The cost OF installation OF solar panels WITH the new technology invented BY our company IS less than the cost OF operating the older system WITH the inefficiencies inherit In the system.
or
The effect OF the medication ON systolic blood pressure IN the experimental group WAS greater than the effect ON the placebo group IN this study.
This latter sentence could be rendered:
The medication effectively reduced the experimental group's systolic blood pressure more than the placebo group's.
By avoiding all the prepositions and allowing an action verb to create some of the sentence's meaning, the point is made more clearly and is easier to read.
If you read a lot of scientific writing, like I do, pay attention as you read. You'll become aware of how repetitive and redundant this lazy form of writing is and how it detracts from the writing and makes the point less clear. And then you'll realise how refreshing it is to read something like Mr. Cleveland's essay.
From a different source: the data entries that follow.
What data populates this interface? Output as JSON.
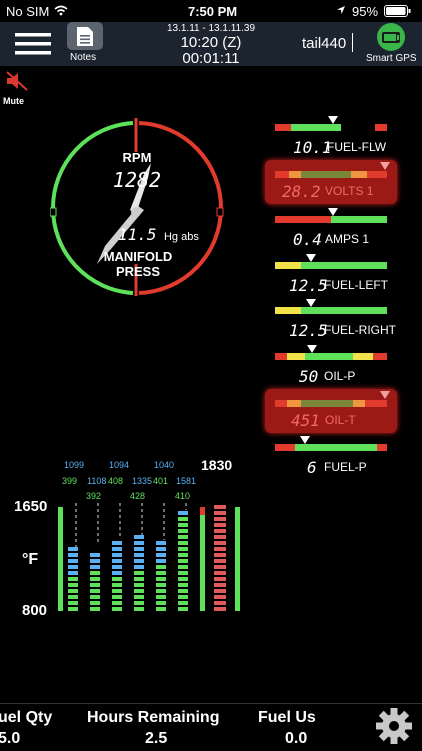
{
  "status_bar": {
    "carrier": "No SIM",
    "time": "7:50 PM",
    "battery": "95%"
  },
  "header": {
    "notes_label": "Notes",
    "date_range": "13.1.11 - 13.1.11.39",
    "zulu_time": "10:20 (Z)",
    "elapsed": "00:01:11",
    "tail_input_value": "tail440",
    "smart_gps_label": "Smart GPS"
  },
  "mute_label": "Mute",
  "dial": {
    "rpm_label": "RPM",
    "rpm_value": "1282",
    "manifold_value": "11.5",
    "manifold_unit": "Hg abs",
    "manifold_label_1": "MANIFOLD",
    "manifold_label_2": "PRESS"
  },
  "gauges": [
    {
      "value": "10.1",
      "label": "FUEL-FLW",
      "alert": false
    },
    {
      "value": "28.2",
      "label": "VOLTS 1",
      "alert": true
    },
    {
      "value": "0.4",
      "label": "AMPS 1",
      "alert": false
    },
    {
      "value": "12.5",
      "label": "FUEL-LEFT",
      "alert": false
    },
    {
      "value": "12.5",
      "label": "FUEL-RIGHT",
      "alert": false
    },
    {
      "value": "50",
      "label": "OIL-P",
      "alert": false
    },
    {
      "value": "451",
      "label": "OIL-T",
      "alert": true
    },
    {
      "value": "6",
      "label": "FUEL-P",
      "alert": false
    }
  ],
  "egt": {
    "top_values": [
      "1099",
      "1094",
      "1040"
    ],
    "mid_values": [
      "399",
      "1108",
      "408",
      "1335",
      "401",
      "1581"
    ],
    "low_values": [
      "392",
      "428",
      "410"
    ],
    "max_value": "1830",
    "y_top": "1650",
    "y_unit": "°F",
    "y_bottom": "800"
  },
  "bottom_bar": {
    "fuel_qty_label": "uel Qty",
    "fuel_qty_value": "5.0",
    "hours_label": "Hours Remaining",
    "hours_value": "2.5",
    "fuel_used_label": "Fuel Us",
    "fuel_used_value": "0.0"
  },
  "colors": {
    "green": "#5fe05a",
    "red": "#e23b2e",
    "yellow": "#f1e24a",
    "orange": "#f09540",
    "blue": "#5ab0f0",
    "header_bg": "#1c2430"
  },
  "icons": [
    "wifi-icon",
    "location-arrow-icon",
    "battery-icon",
    "menu-icon",
    "notes-icon",
    "gps-device-icon",
    "mute-speaker-icon",
    "gear-icon"
  ]
}
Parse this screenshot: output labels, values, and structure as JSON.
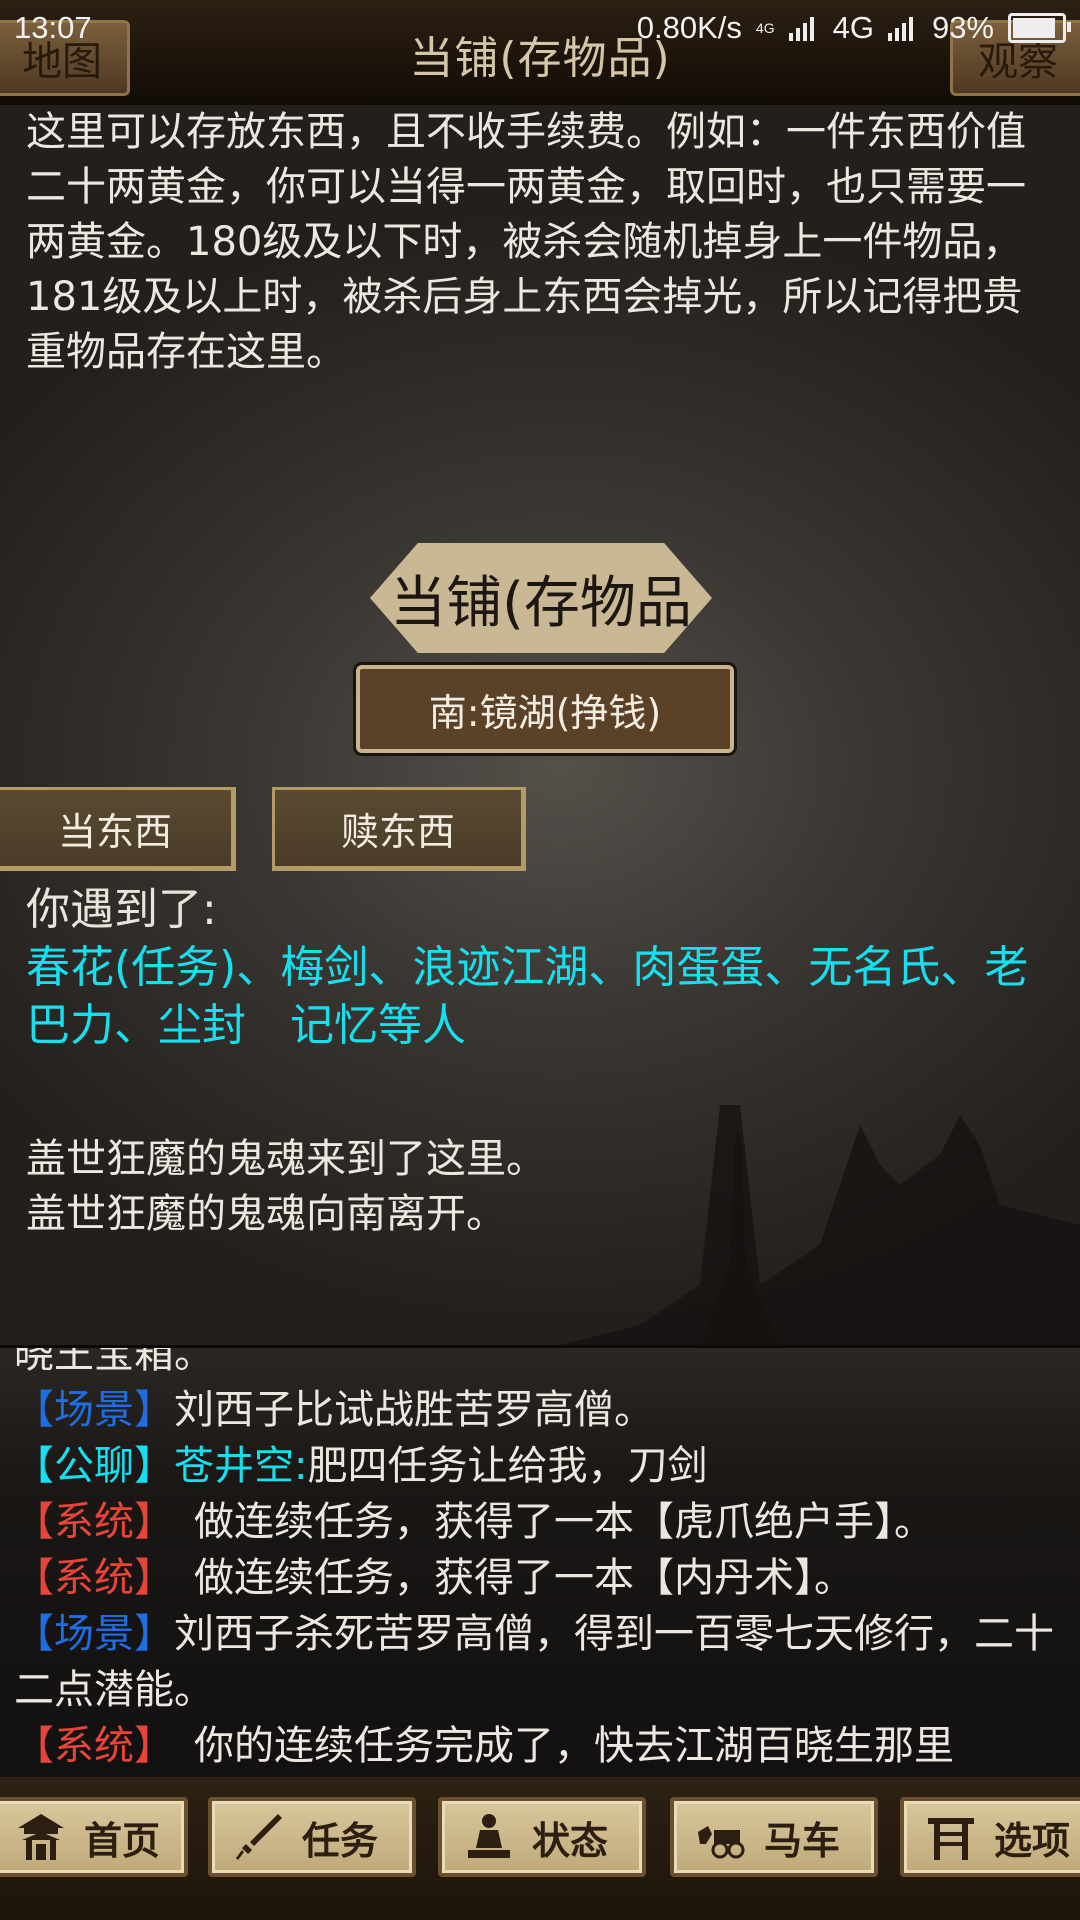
{
  "status_bar": {
    "time": "13:07",
    "net_speed": "0.80K/s",
    "network_small": "4G",
    "network": "4G",
    "battery": "93%"
  },
  "header": {
    "title": "当铺(存物品)",
    "left_button": "地图",
    "right_button": "观察"
  },
  "room": {
    "description": "这里可以存放东西，且不收手续费。例如：一件东西价值二十两黄金，你可以当得一两黄金，取回时，也只需要一两黄金。180级及以下时，被杀会随机掉身上一件物品，181级及以上时，被杀后身上东西会掉光，所以记得把贵重物品存在这里。",
    "name": "当铺(存物品",
    "exit_south": "南:镜湖(挣钱)"
  },
  "actions": {
    "pawn": "当东西",
    "redeem": "赎东西"
  },
  "encounter": {
    "prefix": "你遇到了:",
    "people": "春花(任务)、梅剑、浪迹江湖、肉蛋蛋、无名氏、老巴力、尘封　记忆等人"
  },
  "events": [
    "盖世狂魔的鬼魂来到了这里。",
    "盖世狂魔的鬼魂向南离开。"
  ],
  "chat": {
    "cut_top": "晓王宝箱。",
    "messages": [
      {
        "tag": "【场景】",
        "speaker": "",
        "text": "刘西子比试战胜苦罗高僧。"
      },
      {
        "tag": "【公聊】",
        "speaker": "苍井空:",
        "text": "肥四任务让给我，刀剑"
      },
      {
        "tag": "【系统】",
        "speaker": "",
        "text": "　做连续任务，获得了一本【虎爪绝户手】。"
      },
      {
        "tag": "【系统】",
        "speaker": "",
        "text": "　做连续任务，获得了一本【内丹术】。"
      },
      {
        "tag": "【场景】",
        "speaker": "",
        "text": "刘西子杀死苦罗高僧，得到一百零七天修行，二十二点潜能。"
      },
      {
        "tag": "【系统】",
        "speaker": "",
        "text": "　你的连续任务完成了，快去江湖百晓生那里"
      }
    ]
  },
  "nav": {
    "home": "首页",
    "quest": "任务",
    "status": "状态",
    "carriage": "马车",
    "options": "选项"
  },
  "colors": {
    "npc_cyan": "#16e0f0",
    "scene_blue": "#1f6de0",
    "system_red": "#e8453a",
    "button_brown": "#5a4128"
  }
}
Oh, and yes, the "repetitive and redundant" phrase was intentional.
While a lot of prepositions is possibly harder to read, it may ease the task of expressing a complex sentence/idea as exactly as possible.
A bit of nitpicking here, Your rendition of the medical phrase differs from the original (it seems to me that the "effect" in the original phrase is not quantified, it could be positive or negative, or chaotic?).
Yea, you're right. "effectively" is superfluous. I shouldn't criticize poor writing without taking the time to avoid other writing pitfalls!